Quadrant III, csc(theta)= -1.25, find tan(theta)
Quadrant IV, sec(theta)= 4/3, find cot(theta)
Please provide the work for both. Thank you!
I will do the first one, you do the second.
csc(theta) = -1.25 = -5/4 and we are in III
so sin(theta) = -4/5
construct your right-angles triangle, and since sin(theta) = y/r
y = -4, r = 5 and x = ???
x^2 + (-4)^2 = 5^2
x = -3 since we are in quadrant III
tan(theta) = -3/5
For the second problem, I got 4squareroot7/7
not quite -- 4/√7 is cscθ
did you draw the triangle?
To find tan(theta) when csc(theta) = -1.25 in Quadrant III, we can use the following steps:
1. Recall the trigonometric identity: csc(theta) = 1/sin(theta).
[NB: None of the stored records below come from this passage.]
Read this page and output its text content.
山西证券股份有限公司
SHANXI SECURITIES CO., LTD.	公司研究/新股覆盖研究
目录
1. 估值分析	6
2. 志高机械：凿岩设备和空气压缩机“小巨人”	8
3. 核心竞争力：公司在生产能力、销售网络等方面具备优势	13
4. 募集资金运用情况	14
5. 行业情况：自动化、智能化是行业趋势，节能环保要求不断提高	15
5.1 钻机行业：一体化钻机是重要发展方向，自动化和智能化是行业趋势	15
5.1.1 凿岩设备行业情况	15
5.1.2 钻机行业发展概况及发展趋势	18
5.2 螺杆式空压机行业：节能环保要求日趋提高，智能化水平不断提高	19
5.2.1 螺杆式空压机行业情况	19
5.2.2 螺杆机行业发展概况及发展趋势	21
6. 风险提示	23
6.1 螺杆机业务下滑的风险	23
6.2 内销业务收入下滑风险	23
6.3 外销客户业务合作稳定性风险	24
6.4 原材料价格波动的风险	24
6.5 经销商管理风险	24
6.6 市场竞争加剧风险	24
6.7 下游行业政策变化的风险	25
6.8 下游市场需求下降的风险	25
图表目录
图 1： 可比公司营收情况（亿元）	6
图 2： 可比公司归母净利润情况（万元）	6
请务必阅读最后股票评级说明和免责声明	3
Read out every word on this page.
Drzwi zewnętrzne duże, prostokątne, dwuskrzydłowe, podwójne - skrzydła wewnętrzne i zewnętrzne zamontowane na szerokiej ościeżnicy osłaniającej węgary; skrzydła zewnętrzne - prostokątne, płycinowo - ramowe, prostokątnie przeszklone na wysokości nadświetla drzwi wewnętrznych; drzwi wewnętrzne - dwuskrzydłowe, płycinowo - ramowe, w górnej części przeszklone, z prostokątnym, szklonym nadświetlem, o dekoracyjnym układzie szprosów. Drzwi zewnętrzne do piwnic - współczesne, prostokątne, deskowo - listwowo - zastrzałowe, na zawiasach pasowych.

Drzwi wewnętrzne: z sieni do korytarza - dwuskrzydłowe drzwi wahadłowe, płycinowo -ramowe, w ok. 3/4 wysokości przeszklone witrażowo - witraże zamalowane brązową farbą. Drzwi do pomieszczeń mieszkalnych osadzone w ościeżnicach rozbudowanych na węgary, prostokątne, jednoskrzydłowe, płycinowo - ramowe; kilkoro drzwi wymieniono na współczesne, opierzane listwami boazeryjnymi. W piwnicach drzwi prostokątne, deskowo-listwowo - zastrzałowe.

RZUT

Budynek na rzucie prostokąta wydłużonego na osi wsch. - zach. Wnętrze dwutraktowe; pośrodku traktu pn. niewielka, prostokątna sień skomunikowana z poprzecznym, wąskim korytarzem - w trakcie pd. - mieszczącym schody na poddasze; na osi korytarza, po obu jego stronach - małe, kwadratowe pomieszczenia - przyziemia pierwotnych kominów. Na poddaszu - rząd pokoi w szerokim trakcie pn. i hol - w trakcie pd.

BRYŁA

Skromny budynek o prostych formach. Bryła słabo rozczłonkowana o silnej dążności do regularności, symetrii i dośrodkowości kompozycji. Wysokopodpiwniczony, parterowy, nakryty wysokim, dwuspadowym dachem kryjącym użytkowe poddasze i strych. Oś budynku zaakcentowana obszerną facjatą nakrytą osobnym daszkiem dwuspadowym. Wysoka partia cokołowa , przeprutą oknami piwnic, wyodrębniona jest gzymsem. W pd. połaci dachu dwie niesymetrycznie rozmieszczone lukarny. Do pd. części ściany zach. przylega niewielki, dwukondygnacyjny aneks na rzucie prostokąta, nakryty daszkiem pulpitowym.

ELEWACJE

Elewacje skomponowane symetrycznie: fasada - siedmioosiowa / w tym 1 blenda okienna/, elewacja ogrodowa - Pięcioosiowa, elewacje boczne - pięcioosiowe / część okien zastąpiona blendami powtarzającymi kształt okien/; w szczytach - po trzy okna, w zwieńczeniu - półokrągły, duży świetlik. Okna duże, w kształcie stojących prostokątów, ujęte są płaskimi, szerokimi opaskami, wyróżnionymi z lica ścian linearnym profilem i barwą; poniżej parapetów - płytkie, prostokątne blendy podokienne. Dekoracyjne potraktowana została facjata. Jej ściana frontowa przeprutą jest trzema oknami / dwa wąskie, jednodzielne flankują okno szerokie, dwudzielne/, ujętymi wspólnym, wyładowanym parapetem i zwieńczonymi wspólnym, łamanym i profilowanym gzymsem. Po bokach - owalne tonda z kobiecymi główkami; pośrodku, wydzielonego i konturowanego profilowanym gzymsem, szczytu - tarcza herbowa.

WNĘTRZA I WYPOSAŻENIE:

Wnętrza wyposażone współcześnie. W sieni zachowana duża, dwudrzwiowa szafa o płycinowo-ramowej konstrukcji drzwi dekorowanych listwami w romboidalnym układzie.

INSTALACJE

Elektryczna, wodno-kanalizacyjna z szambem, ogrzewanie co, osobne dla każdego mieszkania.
2. Therefore, sin(theta) = 1/csc(theta) = 1/(-1.25) = -0.8.
3. In Quadrant III, the sine function is negative.
4. Using the Pythagorean identity, cos^2(theta) = 1 - sin^2(theta), we can find cos(theta).
cos^2(theta) = 1 - (-0.8)^2 = 1 - 0.64 = 0.36.
Taking the square root of both sides, cos(theta) = ±√(0.36) = ±0.6.
5. Since we are in Quadrant III, the cosine function is negative.
Therefore, cos(theta) = -0.6.
6. Finally, tan(theta) = sin(theta)/cos(theta) = (-0.8)/(-0.6) = 4/3.
Now let's find cot(theta) when sec(theta) = 4/3 in Quadrant IV:
1. Recall the trigonometric identity: sec(theta) = 1/cos(theta).
2. Therefore, cos(theta) = 1/sec(theta) = 1/(4/3) = 3/4.
3. In Quadrant IV, the cosine function is positive.
4. Using the Pythagorean identity, sin^2(theta) = 1 - cos^2(theta), we can find sin(theta).
sin^2(theta) = 1 - (3/4)^2 = 1 - 9/16 = 7/16.
Taking the square root of both sides, sin(theta) = ±√(7/16) = ±√(7/16) = ±√7/4.
5. Since we are in Quadrant IV, the sine function is negative.
Therefore, sin(theta) = -√7/4.
6. Finally, cot(theta) = 1/tan(theta) = cos(theta)/sin(theta) = (3/4)/(-√7/4) = -3√7/7.